Teknik Pengumpulan Data
Metode pengumpulan data pada penelitian ini dengan menggunakan kuesioner kepada
subjek penelitian. Skala yang digunakan adalah skala Perilaku Asertif dan Kecerdasan
Emosi, bentuk skala dari penelitian ini adalah skala Likert, item terdiri dari pernyataan
yang bersifat favorabel dan unfavorabel, dengan menggunakan kategori respons tingkat
kesesuaian yang mempunyai variasi jawaban sebagai berikut : Sangat Sesuai (SS), Sesuai
(S), Tidak Sesuai (TS), dan Sangat Tidak Sesuai (STS). Untuk penilaian item favourable
adalah 4-3-2-1, sedangkan untuk penilaian iten unfavourable adalah 1-2-3-4.
Teknik Analisis Data
Validitas adalah sejauhmana suatu alat ukur dapat mengukur apa yang ingin diukur
(Suryabrata, 2000), teknik analisis Product Moment dari Karl Pearson (Azwar, 1996).
Reliabilitas adalah sejauh mana hasil suatu pengukuran dapat dipercaya, untuk mengukur
reliabilitas alat ukur dilakukan dengan menggunakan teknik analisis Alpha Cronbach
(Azwar, 1996). Teknik analisis data yang akan digunakan adalah analisis regresi
sederhana yaitu untuk mengetahui kontribusi perilaku asertif sebagai variabel bebas (X)
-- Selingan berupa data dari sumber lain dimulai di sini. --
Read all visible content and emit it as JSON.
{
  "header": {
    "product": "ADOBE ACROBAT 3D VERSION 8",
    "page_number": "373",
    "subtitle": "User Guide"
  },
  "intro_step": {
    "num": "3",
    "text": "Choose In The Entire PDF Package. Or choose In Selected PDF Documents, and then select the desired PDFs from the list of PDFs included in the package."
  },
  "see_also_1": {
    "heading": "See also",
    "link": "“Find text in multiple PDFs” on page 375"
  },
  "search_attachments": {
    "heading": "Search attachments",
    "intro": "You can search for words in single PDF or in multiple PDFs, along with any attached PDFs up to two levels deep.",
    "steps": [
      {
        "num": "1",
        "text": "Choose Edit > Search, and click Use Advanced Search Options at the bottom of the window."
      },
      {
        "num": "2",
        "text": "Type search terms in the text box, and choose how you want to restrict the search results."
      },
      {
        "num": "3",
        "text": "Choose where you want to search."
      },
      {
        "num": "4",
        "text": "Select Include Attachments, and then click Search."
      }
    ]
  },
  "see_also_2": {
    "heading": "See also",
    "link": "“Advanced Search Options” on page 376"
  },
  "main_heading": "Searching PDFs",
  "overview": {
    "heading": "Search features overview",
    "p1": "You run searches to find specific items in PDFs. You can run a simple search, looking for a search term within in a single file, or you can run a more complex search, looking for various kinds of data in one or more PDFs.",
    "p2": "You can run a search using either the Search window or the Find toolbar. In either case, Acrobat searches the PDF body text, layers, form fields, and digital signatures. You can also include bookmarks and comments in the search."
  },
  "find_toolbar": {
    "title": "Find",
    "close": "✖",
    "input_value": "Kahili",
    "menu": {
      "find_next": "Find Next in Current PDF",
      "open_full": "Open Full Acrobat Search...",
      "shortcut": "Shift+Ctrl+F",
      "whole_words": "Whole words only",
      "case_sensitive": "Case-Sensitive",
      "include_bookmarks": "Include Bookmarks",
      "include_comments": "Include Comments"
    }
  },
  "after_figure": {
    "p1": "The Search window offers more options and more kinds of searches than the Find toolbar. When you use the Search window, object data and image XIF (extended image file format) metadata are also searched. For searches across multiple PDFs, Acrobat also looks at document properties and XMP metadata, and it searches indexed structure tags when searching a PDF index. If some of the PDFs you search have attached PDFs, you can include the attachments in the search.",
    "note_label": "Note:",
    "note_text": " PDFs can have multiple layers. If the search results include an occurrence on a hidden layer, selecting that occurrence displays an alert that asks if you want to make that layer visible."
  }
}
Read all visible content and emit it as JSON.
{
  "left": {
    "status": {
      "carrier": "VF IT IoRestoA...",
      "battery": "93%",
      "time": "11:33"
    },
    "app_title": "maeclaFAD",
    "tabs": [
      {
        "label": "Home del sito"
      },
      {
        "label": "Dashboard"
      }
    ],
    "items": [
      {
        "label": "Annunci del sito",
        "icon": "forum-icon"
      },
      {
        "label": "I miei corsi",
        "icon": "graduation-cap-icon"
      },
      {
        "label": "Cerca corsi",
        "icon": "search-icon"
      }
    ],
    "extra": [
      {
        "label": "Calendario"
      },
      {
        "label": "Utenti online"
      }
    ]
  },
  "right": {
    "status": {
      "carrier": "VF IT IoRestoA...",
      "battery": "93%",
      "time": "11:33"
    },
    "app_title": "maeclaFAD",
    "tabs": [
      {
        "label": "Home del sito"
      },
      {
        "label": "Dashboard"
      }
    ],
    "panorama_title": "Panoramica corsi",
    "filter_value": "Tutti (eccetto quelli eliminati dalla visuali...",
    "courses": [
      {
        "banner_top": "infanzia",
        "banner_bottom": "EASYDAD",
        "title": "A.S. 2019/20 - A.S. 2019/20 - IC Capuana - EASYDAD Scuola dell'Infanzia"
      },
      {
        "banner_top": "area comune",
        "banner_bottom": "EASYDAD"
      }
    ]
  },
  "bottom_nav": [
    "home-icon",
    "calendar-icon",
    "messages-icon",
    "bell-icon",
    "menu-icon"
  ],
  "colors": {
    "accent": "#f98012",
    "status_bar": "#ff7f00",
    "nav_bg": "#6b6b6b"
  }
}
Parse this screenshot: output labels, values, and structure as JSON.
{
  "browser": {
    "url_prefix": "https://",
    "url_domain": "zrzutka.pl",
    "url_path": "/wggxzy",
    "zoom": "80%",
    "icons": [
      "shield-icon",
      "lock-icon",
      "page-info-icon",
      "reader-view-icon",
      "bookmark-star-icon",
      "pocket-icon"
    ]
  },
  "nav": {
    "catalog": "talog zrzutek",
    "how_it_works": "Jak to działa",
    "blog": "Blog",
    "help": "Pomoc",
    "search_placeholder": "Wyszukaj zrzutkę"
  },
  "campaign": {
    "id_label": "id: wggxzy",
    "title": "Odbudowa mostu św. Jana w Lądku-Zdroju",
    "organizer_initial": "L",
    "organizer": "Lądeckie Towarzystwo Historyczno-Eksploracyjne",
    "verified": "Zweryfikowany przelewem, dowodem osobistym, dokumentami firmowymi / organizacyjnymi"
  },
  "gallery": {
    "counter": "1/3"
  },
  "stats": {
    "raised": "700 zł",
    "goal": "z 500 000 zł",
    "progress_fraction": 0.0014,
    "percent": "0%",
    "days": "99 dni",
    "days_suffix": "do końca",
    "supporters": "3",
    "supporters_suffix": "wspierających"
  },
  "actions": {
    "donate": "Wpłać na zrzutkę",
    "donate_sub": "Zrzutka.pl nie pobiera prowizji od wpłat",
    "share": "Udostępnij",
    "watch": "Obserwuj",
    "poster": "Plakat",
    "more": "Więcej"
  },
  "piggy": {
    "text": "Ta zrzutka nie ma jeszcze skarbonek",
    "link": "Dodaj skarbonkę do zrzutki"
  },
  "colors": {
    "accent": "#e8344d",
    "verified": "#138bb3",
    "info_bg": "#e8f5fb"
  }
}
terhadap kecerdasan emosi sebagai variabel terikat (Y).
HASIL PEMBAHASAN
Dalam hasil uji validitas pada skala Perilaku Asertif, dari 60 item yang digunakan
diperoleh 32 item yang valid, sementara 28 item yang lainnya dinyatakan gugur. Korelasi
skor total pada item-item valid bergerak antara 0,3022 sampai 0,5147. Sedangkan Dalam
penelitian ini uji reliabilitas yang dilakukan dengan tehnik Alpha Cronbach diperoleh
angka koefisien reliabilitas sebesar 0,8619 berarti alat ukur tersebut mendekati sempurna
tingkat kepercayaannya. Pada skala kecerdasan emosi, dari 48 item yang digunakan
diperoleh 35 item yang valid, sementara 13 item yang lainnya dinyatakan gugur. Item
yang valid memiliki nilai korelasi berkisar antara 0,3003 sampai 0,6045. Sedangkan
dalam penelitian ini uji reliabilitas yang dilakukan dengan tehnik Alpha Cronbach
diperoleh angka koefisien reliabilitas sebesar 0,8976 berarti alat ukur tersebut mendekati
sempurna tingkat kepercayaannya.
Sebelum melakukan analisis regresi, terlebih dahulu melakukan uji asumsi untuk
mengetahui terpenuhi atau tidaknya normalitas dan linearitas sebaran data. Berdasarkan
pengujian normalitas pada variabel perilaku asertif diperoleh hasil signifikansi sebesar
0,053 pada Kolmogorov Smirnov (p > 0,05) dan Shapiro Wilk dengan signifikansi 0,055
(p > 0,05). Pengujian menunjukkan bahwa distribusi skor perilaku asertif subjek
penelitian yang telah diambil dianggap normal. Pada skala kecerdasan emosi diperoleh
signifikansi sebesar 0,052 pada Kolmogorov Smirnov (p > 0,05) dan Shapiro Wilk dengan
signifikansi sebesar 0,264 (p > 0,05). Pengujian menunjukkan bahwa distribusi skor
kecerdasan emosi pada sample yang telah diambil dianggap normal. Dari hasil pengujian
regresi sederhana diperoleh nilai F sebesar 94,363 dengan signifikansi 0,000 (p < 0,05).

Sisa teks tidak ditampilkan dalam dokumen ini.